Shubman Gill’s absence from India’s T20 World Cup squad carried one obvious cricketing message. India had moved towards a quicker, more flexible top order, and Gill’s classical gifts were no longer enough to guarantee him a place in the format.

IPL 2026 has become his answer. Gill has not tried to become a chaos opener. He has not thrown away the grammar that built his batting. He has raised the pace of his game, kept the old control, and produced one of the cleanest consistency profiles among India’s opening options.
Gill’s tempo has changed without losing his base
The clearest number is the season strike rate. Gill is striking at 160.42 in IPL 2026, with 462 runs off 288 balls. That is already ahead of his IPL 2024 strike rate of 147.40 and his IPL 2025 strike rate of 155.88.
The rise is steady and significant: 147.40, 155.88, 160.42.
This is no cosmetic shift.

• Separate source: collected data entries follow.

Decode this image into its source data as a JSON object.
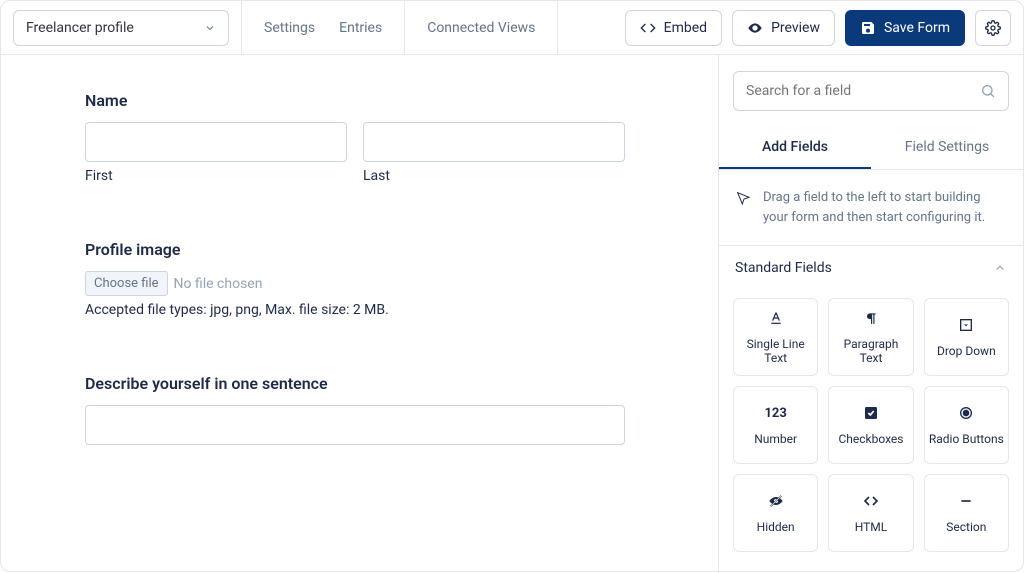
{
  "header": {
    "form_name": "Freelancer profile",
    "nav": {
      "settings": "Settings",
      "entries": "Entries",
      "connected_views": "Connected Views"
    },
    "embed": "Embed",
    "preview": "Preview",
    "save": "Save Form"
  },
  "form": {
    "name": {
      "label": "Name",
      "first_sublabel": "First",
      "last_sublabel": "Last",
      "first_value": "",
      "last_value": ""
    },
    "profile_image": {
      "label": "Profile image",
      "choose_file": "Choose file",
      "no_file": "No file chosen",
      "help": "Accepted file types: jpg, png, Max. file size: 2 MB."
    },
    "describe": {
      "label": "Describe yourself in one sentence",
      "value": ""
    }
  },
  "sidebar": {
    "search_placeholder": "Search for a field",
    "tabs": {
      "add": "Add Fields",
      "settings": "Field Settings"
    },
    "hint": "Drag a field to the left to start building your form and then start configuring it.",
    "section_title": "Standard Fields",
    "fields": {
      "single_line": "Single Line Text",
      "paragraph": "Paragraph Text",
      "dropdown": "Drop Down",
      "number": "Number",
      "checkboxes": "Checkboxes",
      "radio": "Radio Buttons",
      "hidden": "Hidden",
      "html": "HTML",
      "section": "Section"
    }
  }
}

Gill has moved into a faster scoring zone while still carrying volume. Among the Indian opening options around the T20 World Cup conversation, Abhishek Sharma remains the most explosive player, with 475 runs off 226 balls at 210.18. Ishan Kishan has 409 runs at 186.76, while Sanju Samson has 402 at 168.91.
Gill sits behind them on pure strike rate. His case begins when the strike rate is placed beside repeatability.

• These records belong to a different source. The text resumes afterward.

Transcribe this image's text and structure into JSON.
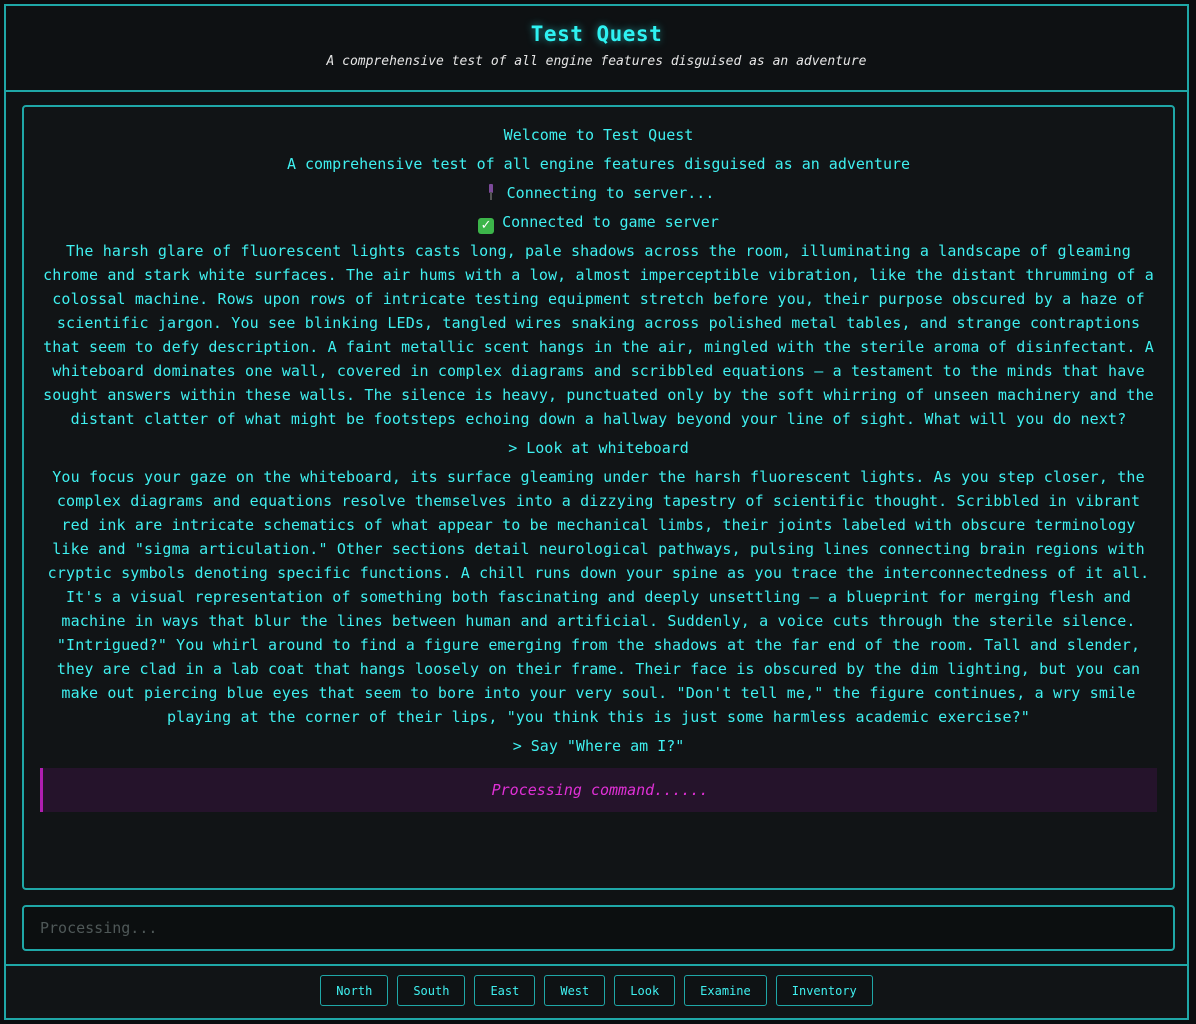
{
  "header": {
    "title": "Test Quest",
    "subtitle": "A comprehensive test of all engine features disguised as an adventure"
  },
  "story": {
    "welcome": "Welcome to Test Quest",
    "tagline": "A comprehensive test of all engine features disguised as an adventure",
    "connecting_text": "Connecting to server...",
    "connecting_icon": "plug-icon",
    "connected_text": "Connected to game server",
    "connected_icon": "check-icon",
    "intro": "The harsh glare of fluorescent lights casts long, pale shadows across the room, illuminating a landscape of gleaming chrome and stark white surfaces. The air hums with a low, almost imperceptible vibration, like the distant thrumming of a colossal machine. Rows upon rows of intricate testing equipment stretch before you, their purpose obscured by a haze of scientific jargon. You see blinking LEDs, tangled wires snaking across polished metal tables, and strange contraptions that seem to defy description. A faint metallic scent hangs in the air, mingled with the sterile aroma of disinfectant. A whiteboard dominates one wall, covered in complex diagrams and scribbled equations – a testament to the minds that have sought answers within these walls. The silence is heavy, punctuated only by the soft whirring of unseen machinery and the distant clatter of what might be footsteps echoing down a hallway beyond your line of sight. What will you do next?",
    "command_1": "> Look at whiteboard",
    "response_1": "You focus your gaze on the whiteboard, its surface gleaming under the harsh fluorescent lights. As you step closer, the complex diagrams and equations resolve themselves into a dizzying tapestry of scientific thought. Scribbled in vibrant red ink are intricate schematics of what appear to be mechanical limbs, their joints labeled with obscure terminology like and \"sigma articulation.\" Other sections detail neurological pathways, pulsing lines connecting brain regions with cryptic symbols denoting specific functions. A chill runs down your spine as you trace the interconnectedness of it all. It's a visual representation of something both fascinating and deeply unsettling – a blueprint for merging flesh and machine in ways that blur the lines between human and artificial. Suddenly, a voice cuts through the sterile silence. \"Intrigued?\" You whirl around to find a figure emerging from the shadows at the far end of the room. Tall and slender, they are clad in a lab coat that hangs loosely on their frame. Their face is obscured by the dim lighting, but you can make out piercing blue eyes that seem to bore into your very soul. \"Don't tell me,\" the figure continues, a wry smile playing at the corner of their lips, \"you think this is just some harmless academic exercise?\"",
    "command_2": "> Say \"Where am I?\"",
    "processing": "Processing command......"
  },
  "input": {
    "placeholder": "Processing..."
  },
  "actions": {
    "buttons": [
      "North",
      "South",
      "East",
      "West",
      "Look",
      "Examine",
      "Inventory"
    ]
  },
  "colors": {
    "accent": "#1fa7a7",
    "text": "#3ff0f0",
    "processing": "#e030d6"
  }
}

Gill has crossed 30 in eight of his 10 innings. Abhishek has done it seven times in 11 innings. Ishan has done it five times in 11. Sanju has done it four times in 10. Gill also has only one single-digit score this season, compared to three each for Abhishek and Ishan, and four for Sanju.
That gives Gill a serious argument. He has not simply lifted his strike rate. He has done it while becoming the least collapsible opener in the group.
Modern T20 does not forgive slow starts, but it also punishes teams that lose their shape too early. Gill’s IPL 2026 offers a middle path. He is scoring fast enough in the first six and still staying long enough to give the innings structure.
His powerplay numbers clearly show that shift. Gill has made 235 powerplay runs off 135 balls at 174.07. Abhishek is far ahead, with 319 off 138 at 231.16, and remains the clearest ball-one destroyer. Ishan has struck at 179.69 in the powerplay, while Sanju is at 153.27. (All IPL 2026 numbers)
Gill is no longer giving the impression of an opener easing into a T20 innings. He is taking the powerplay at a proper modern rate. The elegance remains, but the first-six-over tempo has changed.
The stronger part of his case comes after the powerplay. Gill has reached the post-powerplay phase in seven of his 10 innings and has faced 20-plus balls after the sixth over in four innings. Abhishek, despite his extraordinary season, has faced 20-plus post-powerplay balls only once. Sanju has done it three times. Ishan has done it four times in 11 innings.
Gill’s post-powerplay strike rate, 148.37, is not the highest in the group. Ishan and Sanju have been quicker after the field spreads. Abhishek has also attacked spin and pace with extreme force. Gill’s value lies in a different zone: he is the opener most likely to give a side a strong start and then stay available for the middle overs.
That is a real selection argument. India did not leave Gill out because he lacked pedigree. They left him out because the T20 structure had begun demanding immediate tempo, left-right combinations, wicketkeeping cover, and higher-risk opening options. Gill cannot solve the wicketkeeping part. He can solve the tempo part. IPL 2026 shows he is already doing that.
Spin strengthens the case in a quieter way. Gill has scored 190 runs off 117 balls against spin at 162.39. Abhishek and Ishan have struck faster against spin, but Gill has faced more spin than any of the other openers in this comparison. He has not merely survived the middle overs. He has absorbed them, scored through them, and continued to build innings beyond the fielding restrictions.
Also Read: Sanju Samson cut out MS Dhoni’s ‘face from Boost bottle sticker’, ‘stuck it on his diary’: ‘This guy with long hair…’
That is where the old Gill and the new Gill meet. The old Gill gave India timing, shape and repeatability. The new Gill is trying to add enough velocity to make those qualities relevant again in a harsher T20 market.
The debate around him should now change. Gill is not presenting himself as India’s most brutal opener. Abhishek owns that lane. Ishan brings wicketkeeping and left-handed aggression. Sanju brings flexibility and boundary range. Gill’s case is the high-tempo anchor: an opener striking at 160 overall, 174 in the powerplay, crossing 30 in 80 percent of his innings, and rarely giving his team a dead start.
That profile has value. It gives a team control without surrendering pace. It gives the middle order a platform without asking the opener to bat at ODI rhythm. It gives selectors a reason to separate Gill’s past T20 reputation from his current IPL evidence.
Gill was told, in effect, that modern T20 had become too fast for him. IPL 2026 has become his reply. The reply is not loud. It is not reckless. It is shaped like Gill: clean, repeatable, elegant and now fast enough to force the conversation open again.